Einar hoffte, die Unfreien würden seine Worte und den Sinn dahinter verstehen.

„Geh mit Björn“, sprach nun Raban zu dem Friesen, und die beiden Männer zogen sich zurück. Fortan würde er am Leben der Familie des Schmiedes Björn teilhaben.

Gleiches geschah mit dem Zimmermann und seiner Familie.

Diese vertraute der Jarl dem Brok an.

Von dem Zimmermann wusste Einar, dass er ein guter Kerl war. Und auch die Weiber mit ihren Kindern verteilte Einar auf einige Familien, von denen er wusste, sie würden Hilfe gebrauchen können. Eine von ihnen übergab er dem Thoke, und dies tat er nicht ohne Hintergedanken.

Zwar lehnte der Zimmermann zuerst ab, doch Einar bestand darauf, das Thoke dem Weib und ihrem Kind ein neues Heim gab.

„Glaubst du, sie werden sich einfügen?“, fragte Raban, als die beiden Männer sich vom Lager auf den Weg zur Halle machten. „Ja, das werden sie. Nur um Björn mache ich mir Sorgen. Ich werde Harald sagen, er soll ihn im Auge behalten.“

*

Längst hatten die drei Schniggen des Borkell das Kattegat11 hinter sich gelassen. Nun segelten sie an der Südküste Norwegens durch das Skagerrak12 Richtung Westen. Die Gefangenen hatte der Hauptmann des Ladekönigs auf sein eigenes Schiff bringen lassen. So saßen diese nun dichtgedrängt beieinander an der Reling des Schiffes. Sif und Polk hielten sich zu beiden Seiten dicht bei ihrer Herrin Alma. Die Gemahlin Jarl Einars hielt ihren Säugling fest in den Armen, und stierte abwesend auf die Planken des Schiffes. Ihr Gesicht war kreidebleich, eingerahmt von dem schwarzen Haar, sah man ihre Blässe noch deutlicher.

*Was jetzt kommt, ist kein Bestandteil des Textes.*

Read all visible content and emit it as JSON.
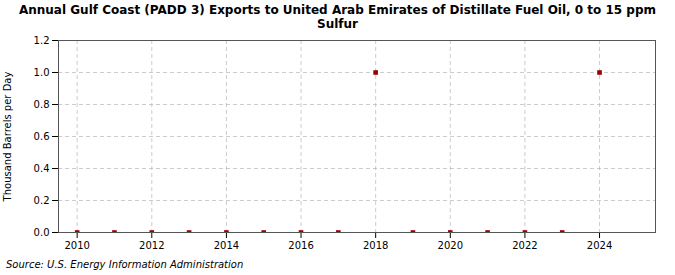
{
  "chart_data": {
    "type": "scatter",
    "title": "Annual Gulf Coast (PADD 3) Exports to United Arab Emirates of Distillate Fuel Oil, 0 to 15 ppm\nSulfur",
    "ylabel": "Thousand Barrels per Day",
    "source": "Source: U.S. Energy Information Administration",
    "x": [
      2010,
      2011,
      2012,
      2013,
      2014,
      2015,
      2016,
      2017,
      2018,
      2019,
      2020,
      2021,
      2022,
      2023,
      2024
    ],
    "values": [
      0.0,
      0.0,
      0.0,
      0.0,
      0.0,
      0.0,
      0.0,
      0.0,
      1.0,
      0.0,
      0.0,
      0.0,
      0.0,
      0.0,
      1.0
    ],
    "color": "#990000",
    "marker": "square",
    "xlim": [
      2009.5,
      2025.5
    ],
    "xticks": [
      2010,
      2012,
      2014,
      2016,
      2018,
      2020,
      2022,
      2024
    ],
    "ylim": [
      0.0,
      1.2
    ],
    "yticks": [
      {
        "value": 0.0,
        "label": "0.0"
      },
      0.2,
      0.4,
      0.6,
      0.8,
      {
        "value": 1.0,
        "label": "1.0"
      },
      1.2
    ],
    "grid": true
  }
}
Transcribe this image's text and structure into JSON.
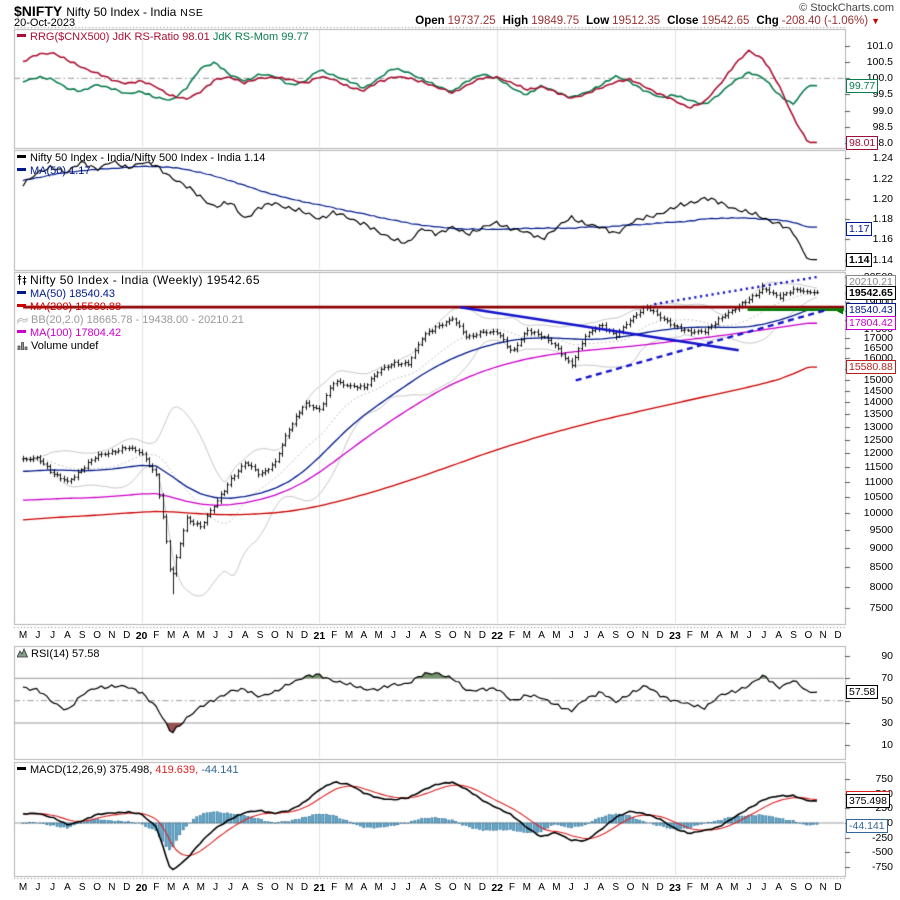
{
  "header": {
    "symbol": "$NIFTY",
    "name": "Nifty 50 Index - India",
    "exchange": "NSE",
    "date": "20-Oct-2023",
    "credit": "© StockCharts.com",
    "quote": [
      {
        "label": "Open",
        "value": "19737.25"
      },
      {
        "label": "High",
        "value": "19849.75"
      },
      {
        "label": "Low",
        "value": "19512.35"
      },
      {
        "label": "Close",
        "value": "19542.65"
      },
      {
        "label": "Chg",
        "value": "-208.40 (-1.06%)"
      }
    ],
    "change_direction": "down"
  },
  "legends": {
    "rrg_title": "RRG($CNX500)",
    "rrg_ratio": "JdK RS-Ratio 98.01",
    "rrg_mom": "JdK RS-Mom 99.77",
    "ratio_main": "Nifty 50 Index - India/Nifty 500 Index - India 1.14",
    "ratio_ma": "MA(50) 1.17",
    "price_title": "Nifty 50 Index - India (Weekly) 19542.65",
    "price_ma50": "MA(50) 18540.43",
    "price_ma200": "MA(200) 15580.88",
    "price_bb": "BB(20,2.0) 18665.78 - 19438.00 - 20210.21",
    "price_ma100": "MA(100) 17804.42",
    "price_vol": "Volume undef",
    "rsi": "RSI(14) 57.58",
    "macd_label": "MACD(12,26,9) 375.498,",
    "macd_signal": "419.639,",
    "macd_hist": "-44.141"
  },
  "colors": {
    "rrg_ratio": "#aa1133",
    "rrg_mom": "#0b7d4f",
    "ratio_line": "#000000",
    "ratio_ma": "#001a8c",
    "ma50": "#001a8c",
    "ma100": "#cc00cc",
    "ma200": "#cc0000",
    "bollinger": "#c9c9c9",
    "candle": "#000000",
    "hline_red": "#8b0000",
    "hline_green": "#007a00",
    "trendline_blue": "#1414cc",
    "rsi_line": "#000000",
    "rsi_over": "#74936c",
    "rsi_under": "#96524e",
    "macd_line": "#000000",
    "macd_signal": "#dd2222",
    "macd_hist_fill": "#5ea8cc",
    "quote_value": "#993333",
    "down_triangle": "#cc0000"
  },
  "x_axis": {
    "months": [
      "M",
      "J",
      "J",
      "A",
      "S",
      "O",
      "N",
      "D",
      "20",
      "F",
      "M",
      "A",
      "M",
      "J",
      "J",
      "A",
      "S",
      "O",
      "N",
      "D",
      "21",
      "F",
      "M",
      "A",
      "M",
      "J",
      "J",
      "A",
      "S",
      "O",
      "N",
      "D",
      "22",
      "F",
      "M",
      "A",
      "M",
      "J",
      "J",
      "A",
      "S",
      "O",
      "N",
      "D",
      "23",
      "F",
      "M",
      "A",
      "M",
      "J",
      "J",
      "A",
      "S",
      "O",
      "N",
      "D"
    ],
    "start": "May 2019",
    "end": "Dec 2023",
    "year_gridline_indices": [
      8,
      20,
      32,
      44
    ]
  },
  "axis_flags": [
    {
      "panel": "rrg",
      "value": 99.77,
      "text": "99.77",
      "color": "#0b7d4f",
      "bold": false
    },
    {
      "panel": "rrg",
      "value": 98.01,
      "text": "98.01",
      "color": "#9c1038",
      "bold": false
    },
    {
      "panel": "ratio",
      "value": 1.17,
      "text": "1.17",
      "color": "#001a8c",
      "bold": false
    },
    {
      "panel": "ratio",
      "value": 1.14,
      "text": "1.14",
      "color": "#000000",
      "bold": true
    },
    {
      "panel": "price",
      "value": 20210.21,
      "text": "20210.21",
      "color": "#888888",
      "bold": false
    },
    {
      "panel": "price",
      "value": 19542.65,
      "text": "19542.65",
      "color": "#000000",
      "bold": true
    },
    {
      "panel": "price",
      "value": 18560,
      "text": "",
      "color": "#007a00",
      "bold": false,
      "marker": true
    },
    {
      "panel": "price",
      "value": 18540.43,
      "text": "18540.43",
      "color": "#001a8c",
      "bold": false
    },
    {
      "panel": "price",
      "value": 17804.42,
      "text": "17804.42",
      "color": "#cc00cc",
      "bold": false
    },
    {
      "panel": "price",
      "value": 15580.88,
      "text": "15580.88",
      "color": "#b22222",
      "bold": false
    },
    {
      "panel": "rsi",
      "value": 57.58,
      "text": "57.58",
      "color": "#000000",
      "bold": false
    },
    {
      "panel": "macd",
      "value": 419.639,
      "text": "419.639",
      "color": "#dd2222",
      "bold": false,
      "behind": true
    },
    {
      "panel": "macd",
      "value": 375.498,
      "text": "375.498",
      "color": "#000000",
      "bold": false
    },
    {
      "panel": "macd",
      "value": -44.141,
      "text": "-44.141",
      "color": "#336699",
      "bold": false
    }
  ],
  "chart_data": [
    {
      "id": "rrg",
      "type": "line",
      "title": "RRG($CNX500)",
      "yticks": [
        "101.0",
        "100.5",
        "100.0",
        "99.5",
        "99.0",
        "98.5",
        "98.0"
      ],
      "ref_line": 100,
      "series": [
        {
          "name": "JdK RS-Ratio",
          "last": 98.01,
          "color": "#aa1133",
          "monthly": [
            100.5,
            100.75,
            100.8,
            100.55,
            100.35,
            100.15,
            99.95,
            99.85,
            99.9,
            99.75,
            99.45,
            99.35,
            99.6,
            99.95,
            100.05,
            99.85,
            100.0,
            100.05,
            99.95,
            99.85,
            100.05,
            99.95,
            99.75,
            99.6,
            99.9,
            100.05,
            100.0,
            99.9,
            99.7,
            99.55,
            99.8,
            100.0,
            100.05,
            99.85,
            99.65,
            99.75,
            99.55,
            99.4,
            99.5,
            99.7,
            99.9,
            99.95,
            99.75,
            99.5,
            99.3,
            99.1,
            99.25,
            99.8,
            100.4,
            100.85,
            100.6,
            99.8,
            98.8,
            98.01
          ]
        },
        {
          "name": "JdK RS-Mom",
          "last": 99.77,
          "color": "#0b7d4f",
          "monthly": [
            99.9,
            100.05,
            99.95,
            99.7,
            99.6,
            99.8,
            99.7,
            99.5,
            99.6,
            99.4,
            99.3,
            99.7,
            100.3,
            100.5,
            100.1,
            99.9,
            100.15,
            100.05,
            99.8,
            99.9,
            100.25,
            100.1,
            99.9,
            99.7,
            100.0,
            100.3,
            100.2,
            99.95,
            99.75,
            99.6,
            99.9,
            100.15,
            100.0,
            99.7,
            99.5,
            99.75,
            99.6,
            99.4,
            99.55,
            99.8,
            100.05,
            99.9,
            99.6,
            99.4,
            99.5,
            99.3,
            99.2,
            99.5,
            99.9,
            100.2,
            100.0,
            99.5,
            99.2,
            99.77
          ]
        }
      ]
    },
    {
      "id": "ratio",
      "type": "line",
      "title": "Nifty 50 Index - India/Nifty 500 Index - India",
      "yticks": [
        "1.24",
        "1.22",
        "1.20",
        "1.18",
        "1.16",
        "1.14"
      ],
      "series": [
        {
          "name": "Ratio",
          "last": 1.14,
          "color": "#000000",
          "monthly": [
            1.215,
            1.225,
            1.232,
            1.226,
            1.236,
            1.23,
            1.236,
            1.231,
            1.236,
            1.232,
            1.222,
            1.212,
            1.202,
            1.192,
            1.196,
            1.181,
            1.191,
            1.196,
            1.191,
            1.186,
            1.181,
            1.186,
            1.181,
            1.176,
            1.166,
            1.161,
            1.156,
            1.171,
            1.166,
            1.171,
            1.166,
            1.171,
            1.176,
            1.171,
            1.166,
            1.161,
            1.171,
            1.181,
            1.176,
            1.171,
            1.166,
            1.176,
            1.181,
            1.186,
            1.191,
            1.196,
            1.201,
            1.196,
            1.191,
            1.186,
            1.181,
            1.176,
            1.166,
            1.14
          ]
        },
        {
          "name": "MA(50)",
          "last": 1.17,
          "color": "#001a8c",
          "monthly": [
            1.218,
            1.221,
            1.224,
            1.226,
            1.228,
            1.229,
            1.23,
            1.231,
            1.232,
            1.232,
            1.231,
            1.229,
            1.226,
            1.222,
            1.218,
            1.213,
            1.208,
            1.204,
            1.2,
            1.197,
            1.194,
            1.191,
            1.188,
            1.185,
            1.182,
            1.179,
            1.176,
            1.174,
            1.172,
            1.171,
            1.17,
            1.17,
            1.17,
            1.17,
            1.171,
            1.171,
            1.171,
            1.171,
            1.172,
            1.172,
            1.173,
            1.174,
            1.175,
            1.176,
            1.177,
            1.178,
            1.18,
            1.181,
            1.181,
            1.181,
            1.18,
            1.179,
            1.177,
            1.172
          ]
        }
      ]
    },
    {
      "id": "price",
      "type": "candlestick",
      "title": "Nifty 50 Index - India (Weekly)",
      "last": 19542.65,
      "scale": "log",
      "yticks": [
        "20500",
        "20000",
        "19500",
        "19000",
        "18500",
        "18000",
        "17500",
        "17000",
        "16500",
        "16000",
        "15500",
        "15000",
        "14500",
        "14000",
        "13500",
        "13000",
        "12500",
        "12000",
        "11500",
        "11000",
        "10500",
        "10000",
        "9500",
        "9000",
        "8500",
        "8000",
        "7500"
      ],
      "monthly_close": [
        11750,
        11850,
        11250,
        11000,
        11450,
        11900,
        12050,
        12200,
        12000,
        11200,
        8100,
        9850,
        9580,
        10300,
        11070,
        11650,
        11250,
        11640,
        12970,
        13980,
        13635,
        14980,
        14690,
        14630,
        15440,
        15720,
        15760,
        17130,
        17620,
        18100,
        16980,
        17354,
        17340,
        16250,
        17465,
        17100,
        16580,
        15650,
        17160,
        17760,
        17090,
        18010,
        18750,
        18105,
        17660,
        17300,
        17360,
        18065,
        18530,
        19190,
        19750,
        19250,
        19750,
        19542
      ],
      "overlays": [
        {
          "name": "MA(50)",
          "last": 18540.43,
          "color": "#001a8c",
          "monthly": [
            11350,
            11380,
            11400,
            11390,
            11370,
            11390,
            11430,
            11500,
            11560,
            11540,
            11200,
            10850,
            10600,
            10480,
            10460,
            10520,
            10620,
            10780,
            11020,
            11380,
            11850,
            12400,
            12950,
            13450,
            13900,
            14350,
            14800,
            15250,
            15650,
            16000,
            16300,
            16550,
            16750,
            16900,
            17000,
            17030,
            17020,
            16980,
            16950,
            16970,
            17050,
            17150,
            17300,
            17420,
            17520,
            17580,
            17600,
            17590,
            17580,
            17620,
            17760,
            17960,
            18220,
            18540
          ]
        },
        {
          "name": "MA(100)",
          "last": 17804.42,
          "color": "#cc00cc",
          "monthly": [
            10400,
            10420,
            10440,
            10460,
            10470,
            10490,
            10520,
            10560,
            10600,
            10610,
            10500,
            10370,
            10280,
            10240,
            10260,
            10320,
            10420,
            10560,
            10750,
            11000,
            11320,
            11690,
            12090,
            12500,
            12900,
            13300,
            13690,
            14080,
            14460,
            14800,
            15100,
            15370,
            15600,
            15800,
            15970,
            16110,
            16220,
            16310,
            16390,
            16460,
            16530,
            16600,
            16680,
            16770,
            16860,
            16950,
            17040,
            17140,
            17240,
            17350,
            17460,
            17570,
            17690,
            17804
          ]
        },
        {
          "name": "MA(200)",
          "last": 15580.88,
          "color": "#cc0000",
          "monthly": [
            9800,
            9830,
            9860,
            9890,
            9910,
            9940,
            9970,
            10000,
            10030,
            10050,
            10040,
            10010,
            9980,
            9960,
            9950,
            9960,
            9980,
            10010,
            10060,
            10130,
            10220,
            10330,
            10450,
            10580,
            10720,
            10870,
            11030,
            11200,
            11380,
            11560,
            11750,
            11940,
            12120,
            12300,
            12470,
            12640,
            12800,
            12960,
            13110,
            13260,
            13400,
            13540,
            13680,
            13820,
            13960,
            14100,
            14240,
            14380,
            14520,
            14670,
            14830,
            15010,
            15270,
            15580
          ]
        }
      ],
      "bollinger": {
        "period": 20,
        "stdev": 2.0,
        "values_text": "18665.78 - 19438.00 - 20210.21",
        "color": "#c9c9c9"
      },
      "volume": "undef",
      "annotations": {
        "hlines": [
          {
            "value": 18700,
            "color": "#8b0000",
            "start_month": 0,
            "end_month": 55.5
          },
          {
            "value": 18560,
            "color": "#007a00",
            "start_month": 48.9,
            "end_month": 55.5
          }
        ],
        "trendlines": [
          {
            "from_month": 29.5,
            "from_value": 18695,
            "to_month": 48.3,
            "to_value": 16404,
            "style": "solid"
          },
          {
            "from_month": 37.3,
            "from_value": 14965,
            "to_month": 54.2,
            "to_value": 18534,
            "style": "dashed"
          },
          {
            "from_month": 42.6,
            "from_value": 18866,
            "to_month": 53.6,
            "to_value": 20494,
            "style": "dotted"
          }
        ],
        "color": "#1414cc"
      }
    },
    {
      "id": "rsi",
      "type": "line",
      "title": "RSI(14)",
      "last": 57.58,
      "yticks": [
        "90",
        "70",
        "50",
        "30",
        "10"
      ],
      "bands": {
        "upper": 70,
        "mid": 50,
        "lower": 30
      },
      "monthly": [
        62,
        60,
        48,
        42,
        55,
        62,
        63,
        62,
        58,
        44,
        21,
        34,
        44,
        52,
        58,
        60,
        54,
        57,
        66,
        71,
        73,
        68,
        64,
        61,
        60,
        64,
        66,
        73,
        75,
        70,
        58,
        61,
        60,
        50,
        55,
        52,
        47,
        40,
        52,
        58,
        48,
        57,
        63,
        55,
        50,
        46,
        44,
        54,
        58,
        64,
        72,
        62,
        68,
        57.58
      ]
    },
    {
      "id": "macd",
      "type": "line+histogram",
      "title": "MACD(12,26,9)",
      "last": {
        "macd": 375.498,
        "signal": 419.639,
        "histogram": -44.141
      },
      "yticks": [
        "750",
        "500",
        "250",
        "0",
        "-250",
        "-500",
        "-750"
      ],
      "monthly_macd": [
        150,
        170,
        90,
        -30,
        40,
        140,
        175,
        185,
        150,
        -60,
        -830,
        -620,
        -330,
        -90,
        70,
        175,
        215,
        165,
        210,
        360,
        560,
        700,
        660,
        510,
        430,
        390,
        430,
        560,
        660,
        700,
        560,
        390,
        260,
        130,
        -70,
        -240,
        -160,
        -290,
        -310,
        -110,
        90,
        200,
        160,
        60,
        -90,
        -180,
        -130,
        -60,
        90,
        250,
        400,
        460,
        470,
        375
      ]
    }
  ]
}
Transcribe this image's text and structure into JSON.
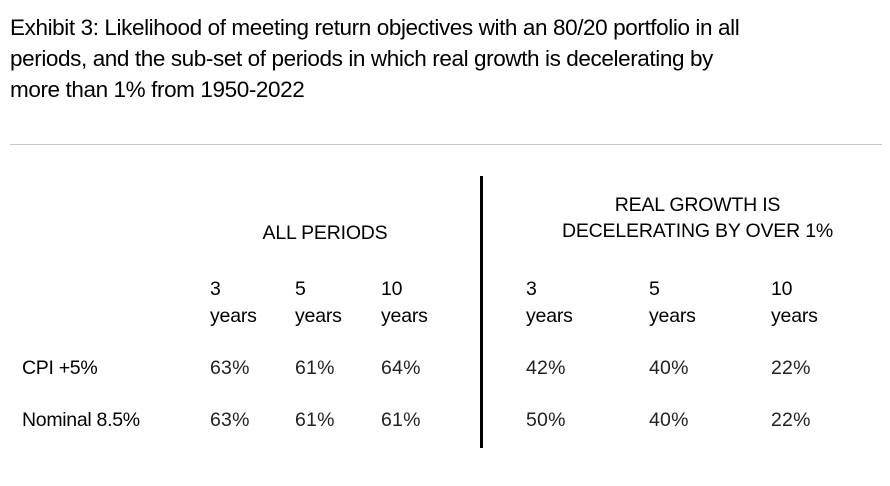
{
  "exhibit": {
    "title_lines": [
      "Exhibit 3: Likelihood of meeting return objectives with an 80/20 portfolio in all",
      "periods, and the sub-set of periods in which real growth is decelerating by",
      "more than 1% from 1950-2022"
    ]
  },
  "table": {
    "groups": [
      {
        "lines": [
          "ALL PERIODS"
        ]
      },
      {
        "lines": [
          "REAL GROWTH IS",
          "DECELERATING BY OVER 1%"
        ]
      }
    ],
    "columns": [
      {
        "num": "3",
        "unit": "years"
      },
      {
        "num": "5",
        "unit": "years"
      },
      {
        "num": "10",
        "unit": "years"
      },
      {
        "num": "3",
        "unit": "years"
      },
      {
        "num": "5",
        "unit": "years"
      },
      {
        "num": "10",
        "unit": "years"
      }
    ],
    "rows": [
      {
        "label": "CPI +5%",
        "values": [
          "63%",
          "61%",
          "64%",
          "42%",
          "40%",
          "22%"
        ]
      },
      {
        "label": "Nominal 8.5%",
        "values": [
          "63%",
          "61%",
          "61%",
          "50%",
          "40%",
          "22%"
        ]
      }
    ]
  }
}
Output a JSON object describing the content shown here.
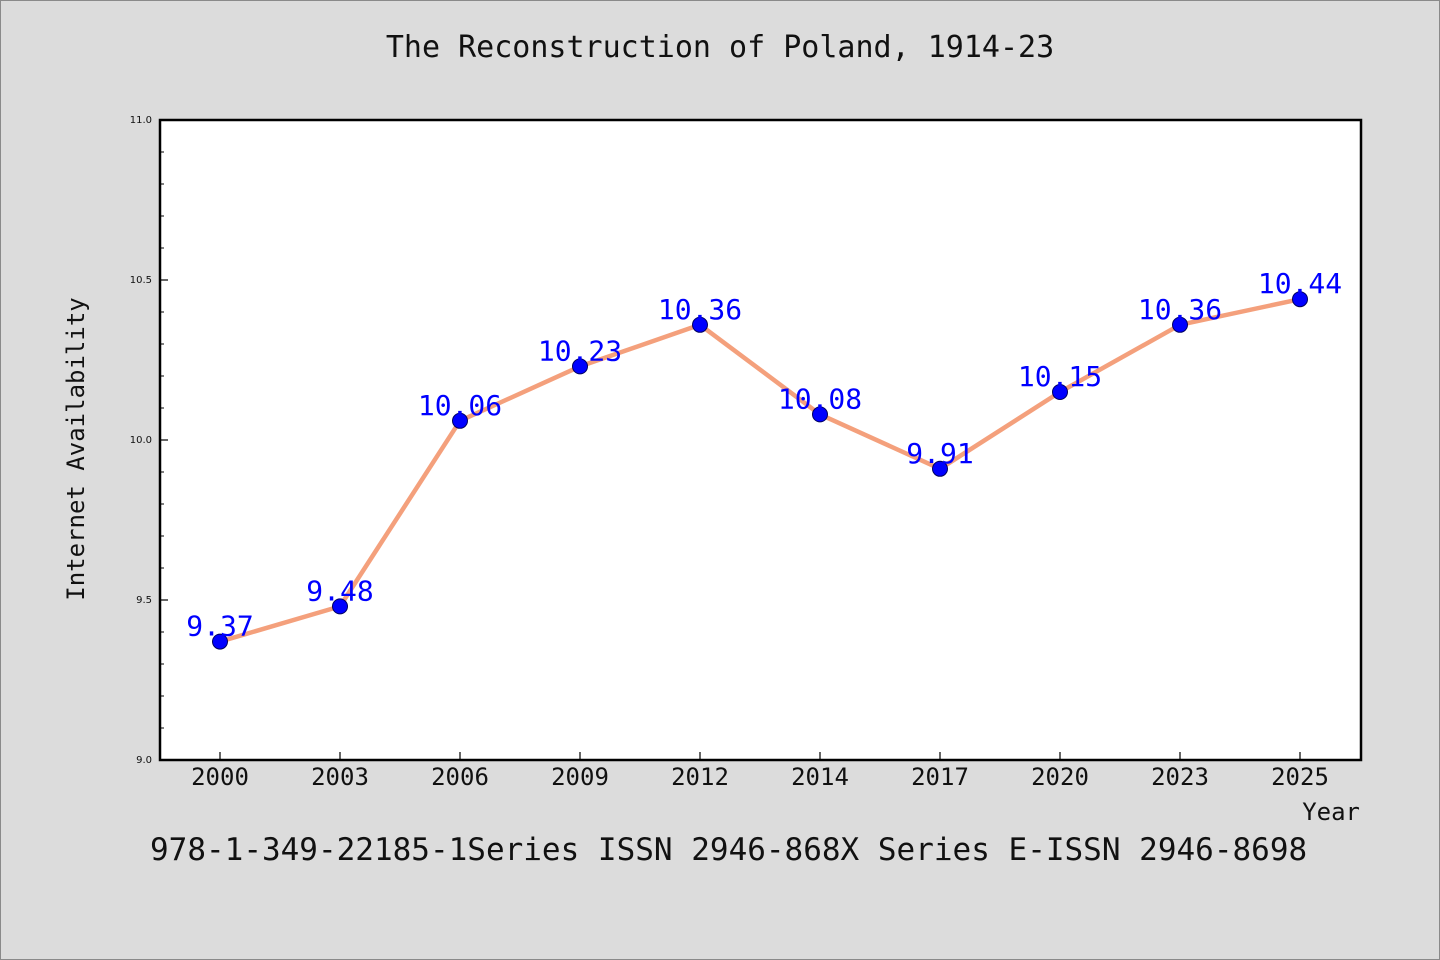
{
  "title": "The Reconstruction of Poland, 1914-23",
  "footer": "978-1-349-22185-1Series ISSN 2946-868X Series E-ISSN 2946-8698",
  "colors": {
    "background": "#dcdcdc",
    "plot_background": "#ffffff",
    "line": "#f4a07c",
    "marker": "#0000ff",
    "data_label": "#0000ff"
  },
  "chart_data": {
    "type": "line",
    "categories": [
      "2000",
      "2003",
      "2006",
      "2009",
      "2012",
      "2014",
      "2017",
      "2020",
      "2023",
      "2025"
    ],
    "values": [
      9.37,
      9.48,
      10.06,
      10.23,
      10.36,
      10.08,
      9.91,
      10.15,
      10.36,
      10.44
    ],
    "value_labels": [
      "9.37",
      "9.48",
      "10.06",
      "10.23",
      "10.36",
      "10.08",
      "9.91",
      "10.15",
      "10.36",
      "10.44"
    ],
    "xlabel": "Year",
    "ylabel": "Internet Availability",
    "ylim": [
      9.0,
      11.0
    ],
    "yticks": [
      9.0,
      9.5,
      10.0,
      10.5,
      11.0
    ],
    "ytick_labels": [
      "9.0",
      "9.5",
      "10.0",
      "10.5",
      "11.0"
    ],
    "grid": false,
    "markers": true
  }
}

Die Magd neigte sich zu der Alma und berührte das Kind. Da begann der Säugling zu weinen. Die Sif atmete sichtlich auf, denn sie hatte befürchtet, dass der Knabe bereits gestorben war. Alma öffnete ihr Kleid und legte den Knaben an die Brust. Der Kampf um Askby und die Geburt hatten der Alma sehr zugesetzt. Und nun kam die Ungewissheit dazu, was aus ihr und dem Kind werden würde. Sie zweifelte nicht daran, dass ihr Gemahl nach ihnen suchen würde.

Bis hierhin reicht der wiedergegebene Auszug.